Kelinci bersembunyi di balik tirai yang rapuh dan di bawah furnitur yang lapuk.
Di ujung aula yang panjang dan lebar ada sebuah menara. Hal ini membuat kelinci berhenti sejenak. Ia memiliki ingatan yang samar-samar tentang tangga, tetapi mereka terus melewati tempat yang bisa dilihatnya. Dia menatap kakinya yang menghilang dan melompat ke atas mengejar ksatria, membuat lebih banyak suara daripada yang dia inginkan.
Kelinci berputar, menghindari lumut kering dan kayu lapuk. Dia tetap mengikuti, semakin dekat, sampai mereka tiba di bagian tertinggi menara.
Di sana terdapat sebuah tempat tidur tua berkelambu sutra tua berwarna kulit telur ayam yang bersinar di bawah cahaya matahari yang menerobos jendela. Tidak ada yang tidur di sana. Tidak ada keajaiban, hanya seorang ksatria wanita dan seekor kelinci yang gemetaran.
Ksatria itu berbalik.
"Ah, itu kamu," katanya, mengangkat kelinci dan memeluknya erat-erat dengan baju zirah kuning gading.

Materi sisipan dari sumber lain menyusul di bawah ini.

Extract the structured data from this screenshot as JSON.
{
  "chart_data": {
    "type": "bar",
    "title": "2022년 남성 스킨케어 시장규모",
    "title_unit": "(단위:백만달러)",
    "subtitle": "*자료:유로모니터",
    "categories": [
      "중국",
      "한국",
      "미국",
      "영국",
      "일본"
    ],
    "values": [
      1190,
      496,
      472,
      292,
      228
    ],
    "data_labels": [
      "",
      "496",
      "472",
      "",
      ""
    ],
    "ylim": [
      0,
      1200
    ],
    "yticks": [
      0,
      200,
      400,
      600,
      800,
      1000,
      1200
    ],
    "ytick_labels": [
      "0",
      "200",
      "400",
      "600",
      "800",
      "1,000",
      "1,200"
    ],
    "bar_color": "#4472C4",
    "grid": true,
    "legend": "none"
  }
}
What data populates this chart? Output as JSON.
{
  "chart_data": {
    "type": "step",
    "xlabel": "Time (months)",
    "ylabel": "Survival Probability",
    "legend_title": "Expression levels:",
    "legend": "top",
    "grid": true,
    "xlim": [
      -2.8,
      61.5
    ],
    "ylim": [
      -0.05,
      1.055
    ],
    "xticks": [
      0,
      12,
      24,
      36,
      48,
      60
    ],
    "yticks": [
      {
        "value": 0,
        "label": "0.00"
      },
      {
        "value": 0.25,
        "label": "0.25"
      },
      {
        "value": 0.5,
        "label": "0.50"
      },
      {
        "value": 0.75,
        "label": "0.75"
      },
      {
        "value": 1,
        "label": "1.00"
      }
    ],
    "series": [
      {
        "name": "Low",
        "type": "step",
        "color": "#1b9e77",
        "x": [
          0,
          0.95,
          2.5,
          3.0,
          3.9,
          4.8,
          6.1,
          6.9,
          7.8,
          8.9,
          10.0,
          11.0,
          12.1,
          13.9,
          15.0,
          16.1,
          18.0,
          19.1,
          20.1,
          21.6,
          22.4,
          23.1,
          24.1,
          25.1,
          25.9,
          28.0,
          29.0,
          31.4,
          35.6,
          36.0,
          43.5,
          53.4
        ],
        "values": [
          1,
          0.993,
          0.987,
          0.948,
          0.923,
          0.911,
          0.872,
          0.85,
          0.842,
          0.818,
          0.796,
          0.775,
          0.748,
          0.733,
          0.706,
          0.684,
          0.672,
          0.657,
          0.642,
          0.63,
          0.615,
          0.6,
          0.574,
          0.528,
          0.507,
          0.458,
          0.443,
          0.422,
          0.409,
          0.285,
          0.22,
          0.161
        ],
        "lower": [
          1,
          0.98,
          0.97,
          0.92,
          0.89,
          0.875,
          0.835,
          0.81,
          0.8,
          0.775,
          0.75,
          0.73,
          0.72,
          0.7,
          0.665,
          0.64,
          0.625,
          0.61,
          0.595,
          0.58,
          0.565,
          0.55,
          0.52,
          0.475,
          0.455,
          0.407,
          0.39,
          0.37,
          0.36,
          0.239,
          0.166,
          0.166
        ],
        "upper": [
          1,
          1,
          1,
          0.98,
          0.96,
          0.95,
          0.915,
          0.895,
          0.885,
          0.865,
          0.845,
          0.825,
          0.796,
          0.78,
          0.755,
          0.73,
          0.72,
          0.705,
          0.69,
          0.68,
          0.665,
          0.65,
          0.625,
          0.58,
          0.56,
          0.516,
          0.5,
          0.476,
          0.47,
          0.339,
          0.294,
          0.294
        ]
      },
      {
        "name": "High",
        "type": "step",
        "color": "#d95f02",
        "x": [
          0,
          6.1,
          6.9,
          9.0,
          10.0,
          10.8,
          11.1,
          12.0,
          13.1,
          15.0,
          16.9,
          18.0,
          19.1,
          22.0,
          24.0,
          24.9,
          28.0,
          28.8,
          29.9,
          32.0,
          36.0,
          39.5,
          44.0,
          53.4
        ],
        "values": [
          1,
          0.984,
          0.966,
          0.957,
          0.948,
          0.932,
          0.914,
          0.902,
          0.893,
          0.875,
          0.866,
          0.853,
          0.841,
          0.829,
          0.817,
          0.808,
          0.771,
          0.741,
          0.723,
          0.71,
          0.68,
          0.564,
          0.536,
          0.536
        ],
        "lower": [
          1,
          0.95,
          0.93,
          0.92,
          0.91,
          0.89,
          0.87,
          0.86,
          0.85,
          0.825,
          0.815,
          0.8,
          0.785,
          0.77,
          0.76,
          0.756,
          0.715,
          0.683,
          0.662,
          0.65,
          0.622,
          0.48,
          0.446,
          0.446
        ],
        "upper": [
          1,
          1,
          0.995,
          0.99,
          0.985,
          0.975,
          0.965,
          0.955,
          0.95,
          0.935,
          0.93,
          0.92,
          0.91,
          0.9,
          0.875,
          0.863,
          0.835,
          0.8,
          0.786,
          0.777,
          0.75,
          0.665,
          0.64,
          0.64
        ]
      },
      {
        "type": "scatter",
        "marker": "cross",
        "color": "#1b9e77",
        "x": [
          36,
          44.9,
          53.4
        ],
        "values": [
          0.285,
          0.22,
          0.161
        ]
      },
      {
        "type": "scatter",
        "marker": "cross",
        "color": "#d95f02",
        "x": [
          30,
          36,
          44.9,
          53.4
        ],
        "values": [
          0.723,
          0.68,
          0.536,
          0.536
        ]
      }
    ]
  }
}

Ksatria membelainya. "Kamu tidak ingat, kan, Ekru? Aku Elaini."
Mendengar kata-kata itu, kelinci ingat bahwa dia telah melupakan sesuatu yang penting, tetapi tetap saja dia tidak tahu apa itu.
Ksatria Kuning Gading mencium wajahnya yang berkumis. "Perang sudah berakhir sekarang. Aku berharap--"
Tapi dia tidak menyelesaikan apa yang akan dia katakan. Sebaliknya, ksatria wanita membawanya ke halaman dan membebaskannya untuk berlari kembali ke liangnya.
"Selamat tinggal, sayangku," ucapnya lirih.